Carrillo and Jones signed the order Aug. 25., making it the first time the Railroad Commission of Texas had interpreted MIPA to offer protection for drilling companies, and not just mineral owners. Fellow Commissioner and then-Chairman Michael L. Williams did not vote because he already had voted on the examiners’ June opinion, which recommended denying Finley’s application for a force pool.

“There’s almost an eminent domain essence to it,” Bradbury said, “where an operator can come in and say, ‘Through this Finley decision we are going to put you under a lease or get hold of your minerals by force of law.’”

Finley’s significance

“There’s no doubt that as soon as Finley came about a year ago, the landmen negotiating for these companies latched on to it as one more tool they can use, and are saying, ‘Well if you don’t sign a lease we’re going to force pool you anyway,’” said Bob West, an oil and gas attorney at Whitaker, Chalk, Swindle & Sawyer LLP.

The decision was significant because it was the first time the commission had viewed the MIPA in this way, and also because it represented an inconsistency in the opinions of the commissioners and the agency’s examiners, West said.

Commissioner Williams, who previously has said he was against the pro-Finley decision, declined to comment for this article because the issue is appearing in the Barnett Shale again.

Bradbury isn’t opposed to gas production, but doesn’t think gas drilling belongs in an urban setting. Still, he said he passes no judgment on his neighbors’ decision to sign a gas lease with an energy company.

“It’s not what I wanted to do, but that’s their house and those are their minerals. And I’m OK with that,” he said. “This is my house, these are my minerals and I want to be the one who makes those decisions.”

An XTO Energy representative asked Bradbury how much money it would take to get him to sign over his minerals.

“There’s no amount of money or Exxon stock you can give me to change, because it’s just a principle issue,” Bradbury said he told the representative.

Lisa Vaughn, a partner at Shannon, Gracey, Ratliff & Miller LLP, said the Finley move is less an erosion of unwilling mineral owners’ rights and more a protection of willing mineral owners’ rights.
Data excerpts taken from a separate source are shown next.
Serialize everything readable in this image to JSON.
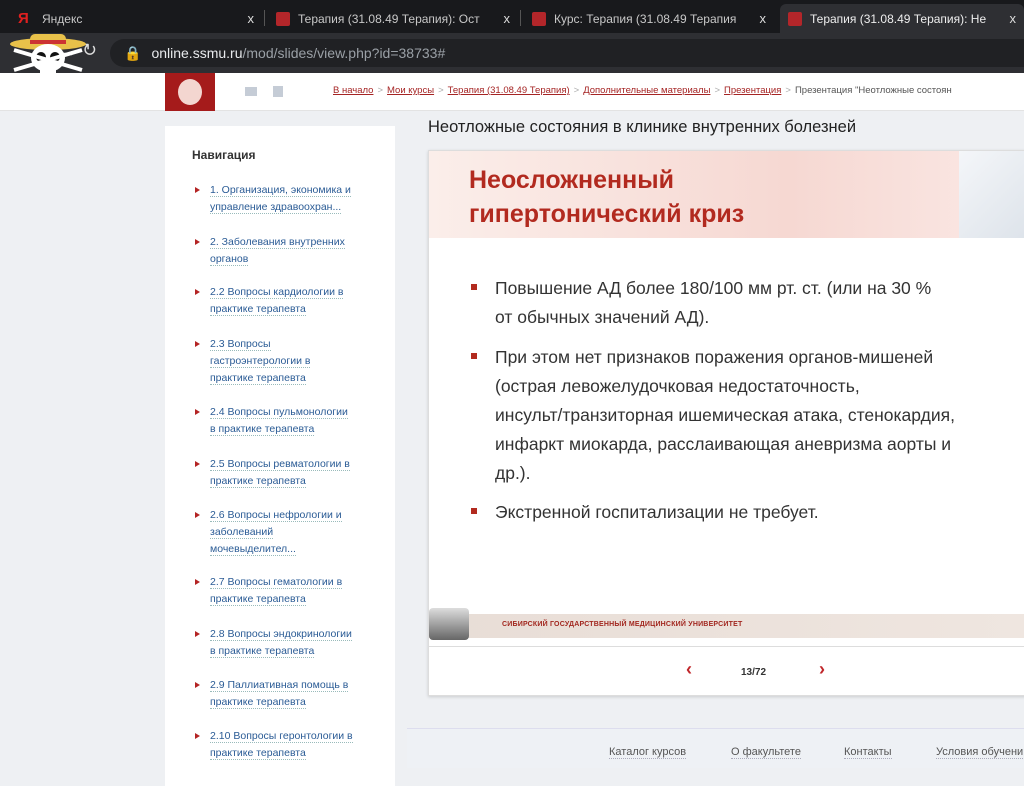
{
  "browser": {
    "tabs": [
      {
        "title": "Яндекс",
        "icon": "yandex-icon"
      },
      {
        "title": "Терапия (31.08.49 Терапия): Ост",
        "icon": "ssmu-icon"
      },
      {
        "title": "Курс: Терапия (31.08.49 Терапия",
        "icon": "ssmu-icon"
      },
      {
        "title": "Терапия (31.08.49 Терапия): Не",
        "icon": "ssmu-icon",
        "active": true
      }
    ],
    "close_label": "x",
    "url_host": "online.ssmu.ru",
    "url_path": "/mod/slides/view.php?id=38733#"
  },
  "breadcrumbs": [
    "В начало",
    "Мои курсы",
    "Терапия (31.08.49 Терапия)",
    "Дополнительные материалы",
    "Презентация",
    "Презентация \"Неотложные состоян"
  ],
  "breadcrumb_sep": ">",
  "sidebar": {
    "title": "Навигация",
    "items": [
      [
        "1. Организация, экономика и",
        "управление здравоохран..."
      ],
      [
        "2. Заболевания внутренних",
        "органов"
      ],
      [
        "2.2 Вопросы кардиологии в",
        "практике терапевта"
      ],
      [
        "2.3 Вопросы",
        "гастроэнтерологии в",
        "практике терапевта"
      ],
      [
        "2.4 Вопросы пульмонологии",
        "в практике терапевта"
      ],
      [
        "2.5 Вопросы ревматологии в",
        "практике терапевта"
      ],
      [
        "2.6 Вопросы нефрологии и",
        "заболеваний",
        "мочевыделител..."
      ],
      [
        "2.7 Вопросы гематологии в",
        "практике терапевта"
      ],
      [
        "2.8 Вопросы эндокринологии",
        "в практике терапевта"
      ],
      [
        "2.9 Паллиативная помощь в",
        "практике терапевта"
      ],
      [
        "2.10 Вопросы геронтологии в",
        "практике терапевта"
      ]
    ]
  },
  "main": {
    "title": "Неотложные состояния в клинике внутренних болезней",
    "slide": {
      "heading": [
        "Неосложненный",
        "гипертонический криз"
      ],
      "bullets": [
        [
          "Повышение АД более 180/100 мм рт. ст. (или на 30 %",
          "от обычных значений АД)."
        ],
        [
          "При этом нет признаков поражения органов-мишеней",
          "(острая левожелудочковая недостаточность,",
          "инсульт/транзиторная ишемическая атака, стенокардия,",
          "инфаркт миокарда, расслаивающая аневризма аорты и",
          "др.)."
        ],
        [
          "Экстренной госпитализации не требует."
        ]
      ],
      "footer": "СИБИРСКИЙ ГОСУДАРСТВЕННЫЙ МЕДИЦИНСКИЙ УНИВЕРСИТЕТ"
    },
    "pager": {
      "prev": "‹",
      "next": "›",
      "current": 13,
      "total": 72,
      "label": "13/72"
    }
  },
  "footer": [
    "Каталог курсов",
    "О факультете",
    "Контакты",
    "Условия обучени"
  ],
  "colors": {
    "accent": "#b22a1f",
    "link": "#2a5b95"
  }
}
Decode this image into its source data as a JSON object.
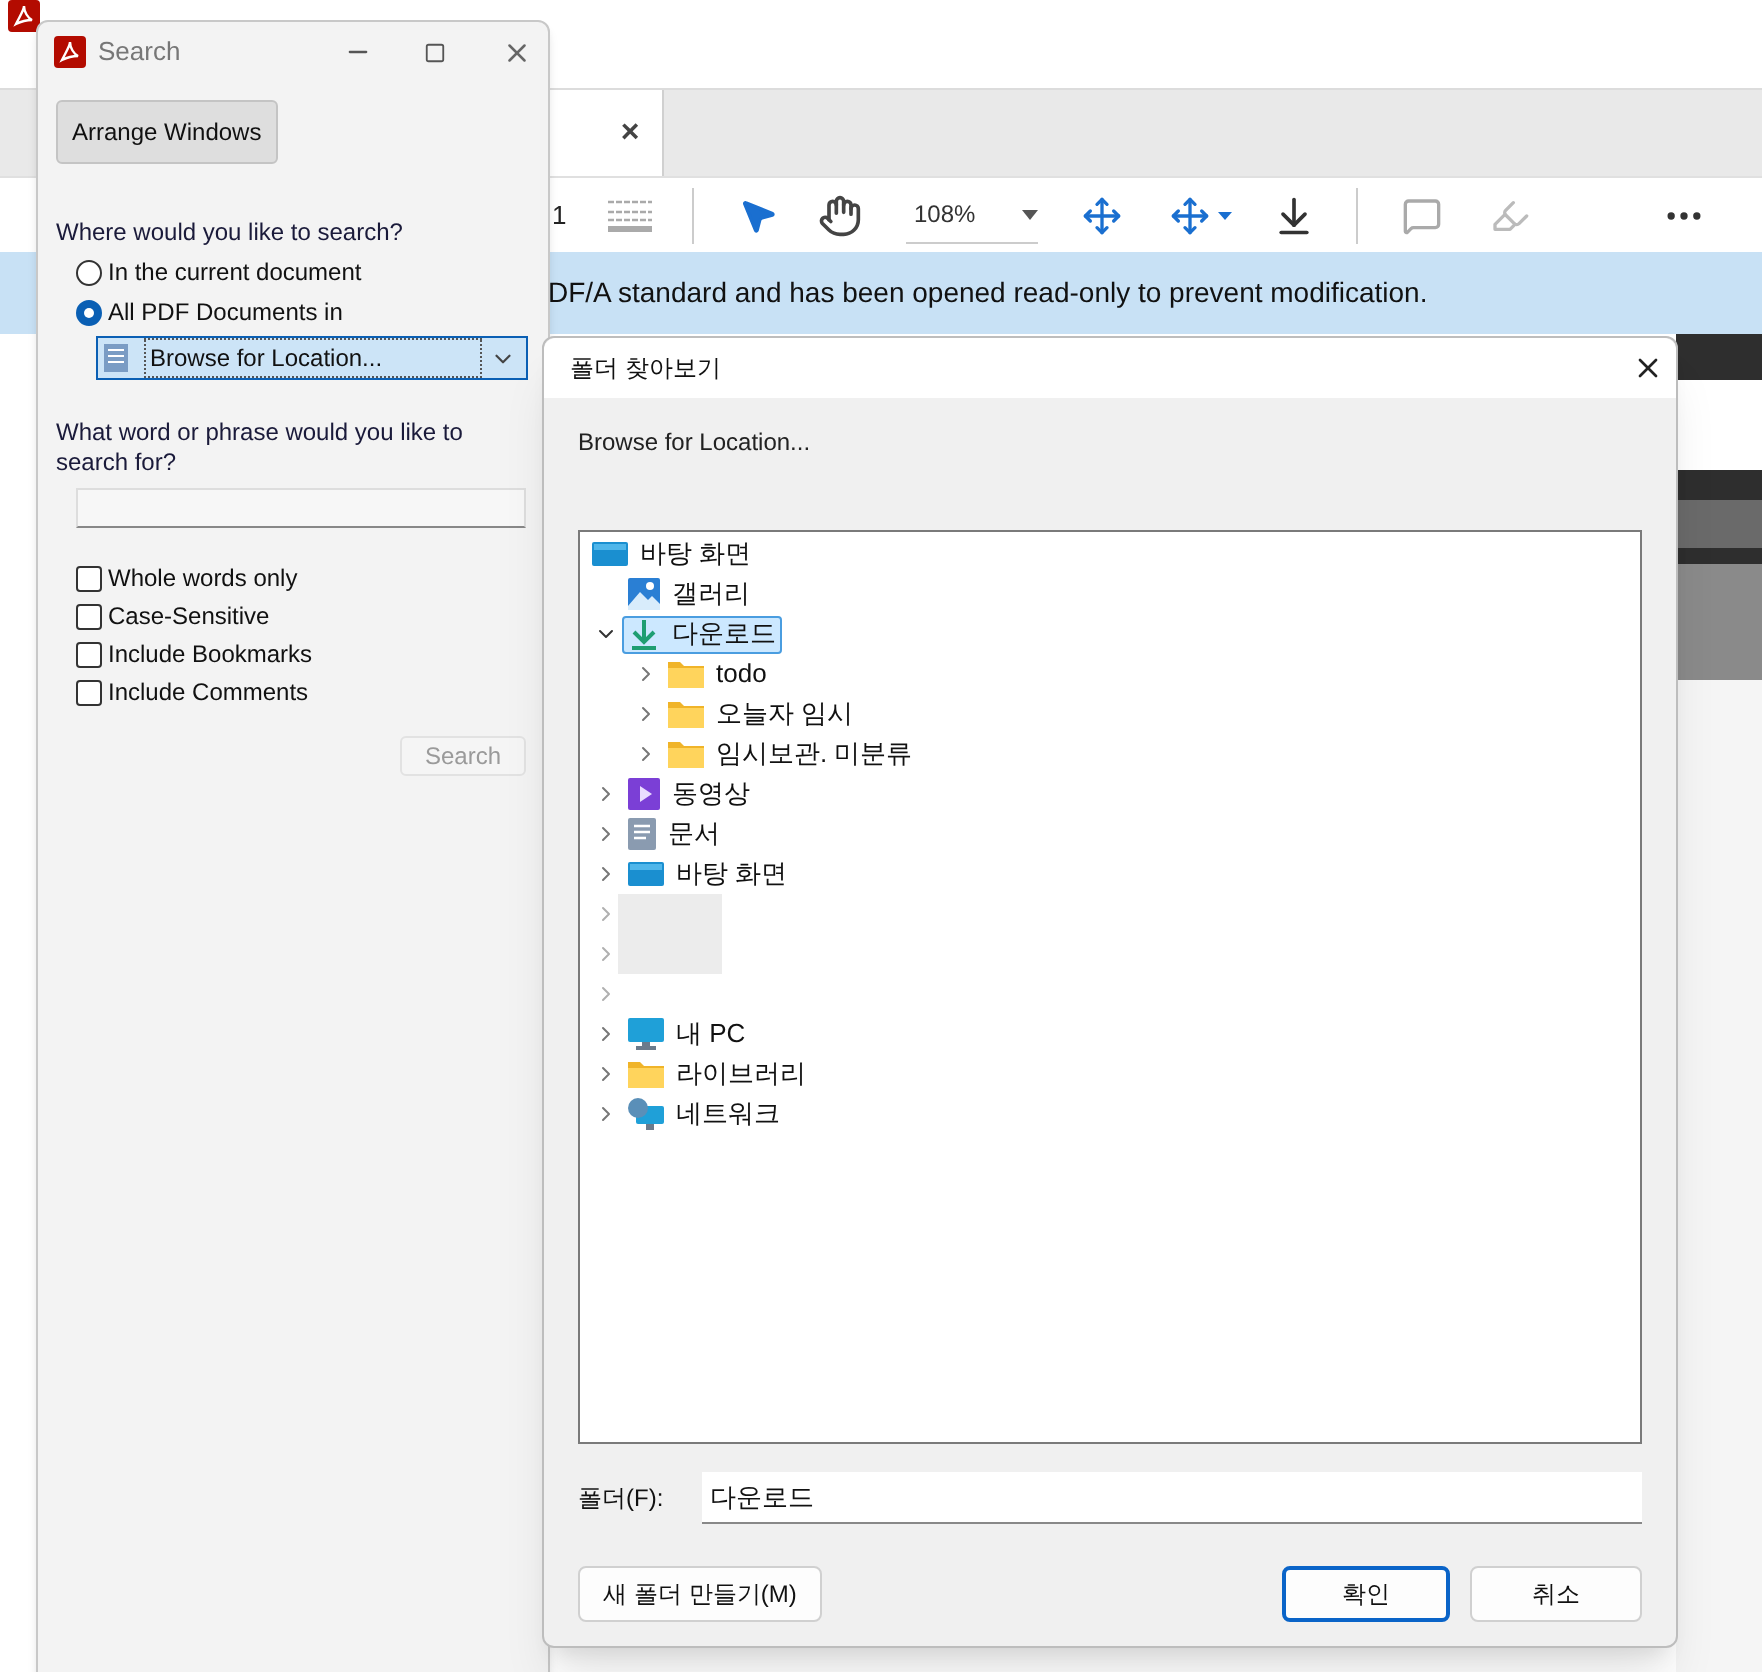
{
  "app": {
    "tab_close": "×",
    "page_number": "1",
    "zoom": "108%",
    "banner": "DF/A standard and has been opened read-only to prevent modification."
  },
  "search_window": {
    "title": "Search",
    "arrange_button": "Arrange Windows",
    "where_label": "Where would you like to search?",
    "scopes": [
      {
        "label": "In the current document",
        "selected": false
      },
      {
        "label": "All PDF Documents in",
        "selected": true
      }
    ],
    "location": "Browse for Location...",
    "phrase_label": "What word or phrase would you like to search for?",
    "options": [
      {
        "label": "Whole words only",
        "checked": false
      },
      {
        "label": "Case-Sensitive",
        "checked": false
      },
      {
        "label": "Include Bookmarks",
        "checked": false
      },
      {
        "label": "Include Comments",
        "checked": false
      }
    ],
    "search_button": {
      "label": "Search",
      "disabled": true
    }
  },
  "folder_dialog": {
    "title": "폴더 찾아보기",
    "description": "Browse for Location...",
    "tree": [
      {
        "label": "바탕 화면",
        "kind": "desktop",
        "selected": false,
        "children": [
          {
            "label": "갤러리",
            "kind": "gallery",
            "selected": false
          },
          {
            "label": "다운로드",
            "kind": "download",
            "expanded": true,
            "selected": true,
            "children": [
              {
                "label": "todo",
                "kind": "folder",
                "expanded": false,
                "selected": false
              },
              {
                "label": "오늘자 임시",
                "kind": "folder",
                "expanded": false,
                "selected": false
              },
              {
                "label": "임시보관. 미분류",
                "kind": "folder",
                "expanded": false,
                "selected": false
              }
            ]
          },
          {
            "label": "동영상",
            "kind": "video",
            "expanded": false,
            "selected": false
          },
          {
            "label": "문서",
            "kind": "document",
            "expanded": false,
            "selected": false
          },
          {
            "label": "바탕 화면",
            "kind": "desktop",
            "expanded": false,
            "selected": false
          },
          {
            "kind": "redacted"
          },
          {
            "kind": "redacted"
          },
          {
            "kind": "redacted"
          },
          {
            "label": "내 PC",
            "kind": "pc",
            "expanded": false,
            "selected": false
          },
          {
            "label": "라이브러리",
            "kind": "folder",
            "expanded": false,
            "selected": false
          },
          {
            "label": "네트워크",
            "kind": "network",
            "expanded": false,
            "selected": false
          }
        ]
      }
    ],
    "folder_label": "폴더(F):",
    "folder_value": "다운로드",
    "buttons": [
      {
        "label": "새 폴더 만들기(M)",
        "kind": "new-folder",
        "focused": false
      },
      {
        "label": "확인",
        "kind": "ok",
        "focused": true
      },
      {
        "label": "취소",
        "kind": "cancel",
        "focused": false
      }
    ]
  }
}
In an urban setting where lots can be as small as a quarter of an acre, she said, frequently there can be many missing chunks that would make a drilling program impossible to execute without their inclusion – a checkerboard situation in which some are leased, and some aren’t.

“None of the people in this checkerboard holding would be able to maximize their minerals or access them at all without all of them,” said Vaughn, adding, “To say it’s an erosion of rights is to look only at the mineral owners who don’t want to drill for whatever reason.”

Mineral owners are well-protected by the Railroad Commission of Texas and its requirements that gas companies must meet before applying for a force pool situation.

“Like many statutes, the Mineral Interest Pooling Act is an attempt to balance the conflicting interests of everyone involved,” she said. “There needs to be some sort of mechanism to help them all move in the same direction, but obviously not all have precisely the same goals or desires.”